New York Mayor Bill de Blasio reached a $75 billion budget agreement with the City Council that puts civilians in police desk jobs to free hundreds of officers for crime patrols and provides free lunches to middle-school students.
The deal, for the fiscal year beginning July 1, came late yesterday after more than a month of negotiation over funding of public housing community centers, services for seniors and youth, and ways to increase police presence in the most populous U.S. city.
Sealed with a handshake between de Blasio and Council Speaker Melissa Mark-Viverito at City Hall, the agreement reflects confidence that the city’s economy will grow enough to provide the increased revenue needed to close a $2.6 billion budget gap for fiscal 2016 with deficits of about $2 billion and $3 billion in the following two years.
“It signals a new direction for New York City,” de Blasio said of the spending plan at a press briefing. “We know this is going to be a moment of major progress, the beginning of many other steps we will be taking to help the people of this city.”
De Blasio, 53, the first Democrat elected to run New York in 20 years, has attracted national attention for what he described as a “progressive agenda” that includes construction or preservation of 200,000 affordable-housing units, rent subsidies and universal, all-day pre-kindergarten. The budget also devotes $17.5 million to creating 10,700 summer youth jobs, the mayor said.
“This budget process was substantive and thorough, and the result is an on-time and balanced budget that reflects the needs New Yorkers face in public safety, employment, education, health and infrastructure,” Mark-Viverito said.
De Blasio opposed Mark-Viverito’s call for adding 1,000 police officers to the department’s 35,000-member force and instead agreed to a $6.2 million compromise in which 200 civilians would be hired to replace officers now in desk jobs, freeing them for crime fighting.
“Civilianization at the NYPD,” de Blasio said, will “get those cops out to the streets where they can help protect people.”

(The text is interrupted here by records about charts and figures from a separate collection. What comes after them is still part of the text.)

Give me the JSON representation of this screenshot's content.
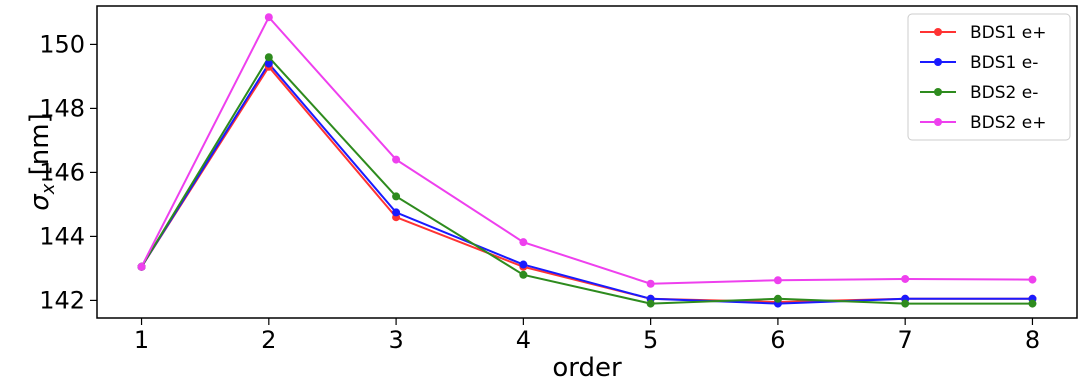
{
  "chart_data": {
    "type": "line",
    "xlabel": "order",
    "ylabel": "σx [nm]",
    "ylabel_main": "σ",
    "ylabel_sub": "x",
    "ylabel_unit": " [nm]",
    "x": [
      1,
      2,
      3,
      4,
      5,
      6,
      7,
      8
    ],
    "xlim": [
      0.65,
      8.35
    ],
    "ylim": [
      141.45,
      151.2
    ],
    "xticks": [
      "1",
      "2",
      "3",
      "4",
      "5",
      "6",
      "7",
      "8"
    ],
    "yticks": [
      "142",
      "144",
      "146",
      "148",
      "150"
    ],
    "grid": false,
    "legend_position": "top-right",
    "series": [
      {
        "name": "BDS1 e+",
        "color": "#ff3333",
        "values": [
          143.05,
          149.3,
          144.6,
          143.05,
          142.05,
          141.95,
          142.05,
          142.05
        ]
      },
      {
        "name": "BDS1 e-",
        "color": "#1a1aff",
        "values": [
          143.05,
          149.4,
          144.75,
          143.12,
          142.05,
          141.9,
          142.05,
          142.05
        ]
      },
      {
        "name": "BDS2 e-",
        "color": "#2e8b1e",
        "values": [
          143.05,
          149.6,
          145.25,
          142.8,
          141.9,
          142.05,
          141.9,
          141.9
        ]
      },
      {
        "name": "BDS2 e+",
        "color": "#ee40ee",
        "values": [
          143.05,
          150.85,
          146.4,
          143.82,
          142.52,
          142.63,
          142.67,
          142.65
        ]
      }
    ]
  }
}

With his first budget behind him, de Blasio intends to travel to Dallas this weekend to address the U.S. Conference of Mayors on “Creating Cities of Opportunity.”
De Blasio, who took office in January, introduced a $74 billion spending plan last month along with terms of a contract settlement with the 110,000-member United Federation of Teachers. That agreement includes two years of retroactive, 4-percent pay increases and additional raises totaling 10 percentage points.
Using the terms of the deal as a pattern for contracts with the city’s 150 other municipal unions would cost about $17.8 billion through 2021, the mayor has said.
The labor expenses would be partly offset by $3.5 billion already in the city budget to pay salary increases, $1 billion from a joint union-city administered health-benefits stabilization fund, and at least $3.4 billion in unspecified health-care savings.
Although the labor contracts’ potential fiscal impact led some investors, including UBS Global Asset Management Americas Inc., to reduce holdings of city debt, demand was stronger than anticipated for New York bonds sold last week, said Alan Anders, deputy director for finance in the Office of Management and Budget.
Interest in last week’s sale led the city to increase its offer of general-obligation bonds by about 18 percent to $1 billion, with investors placing almost four times as many orders for debt maturing in 2032 than was available, Anders said.
The refinancing of higher-cost bonds will save about $100 million in the fiscal year beginning July 1, Anders said. The city has the third-highest credit grade from the three major rating firms.